JDBC drivers can be implemented in 4 ways. So JDBC drivers are divided into 4 types:
JDBC Type 1: JDBC-ODBC Bridge plus ODBC Driver. See the left side of the first picture shown below. This combination provides JDBC access via ODBC drivers. ODBC binary code, and in many cases, database client code, must be loaded on each client machine that uses a JDBC-ODBC Bridge. Sun provides a JDBC-ODBC Bridge driver, which is appropriate for experimental use and for situations in which no other driver is available.
JDBC Type 2: A native API partly Java technology-enabled driver. See the right side of the first picture shown below. This type of driver converts JDBC calls into calls on the client API for Oracle, Sybase, Informix, DB2, or other DBMS. Note that, like the bridge driver, this style of driver requires that some binary code be loaded on each client machine.

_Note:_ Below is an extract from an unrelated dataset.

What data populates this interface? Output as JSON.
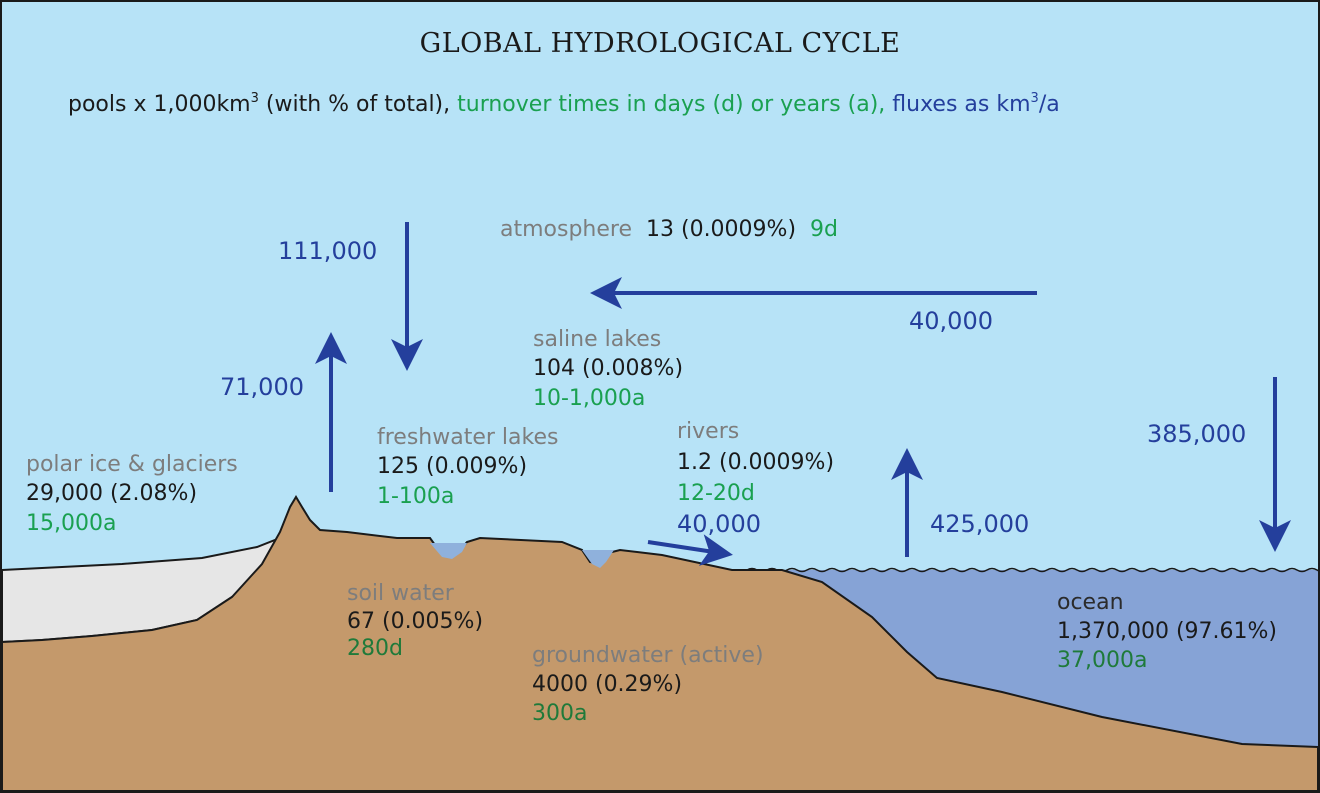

Below is an integration diagram of JDBC Type 1 and 2:
JDBC Type 3: Pure Java Driver for Database Middleware. See the right side of the second picture shown below. This style of driver translates JDBC calls into the middleware vendor's protocol, which is then translated to a DBMS protocol by a middleware server. The middleware provides connectivity to many different databases.
JDBC Type 4: Direct-to-Database Pure Java Driver. See the left side of the second picture shown below. This style of driver converts JDBC calls into the network protocol used directly by DBMSs, allowing a direct call from the client machine to the DBMS server and providing a practical solution for intranet access. For example, Microsoft JDBC Driver 1.0 is a Type 4 JDBC driver.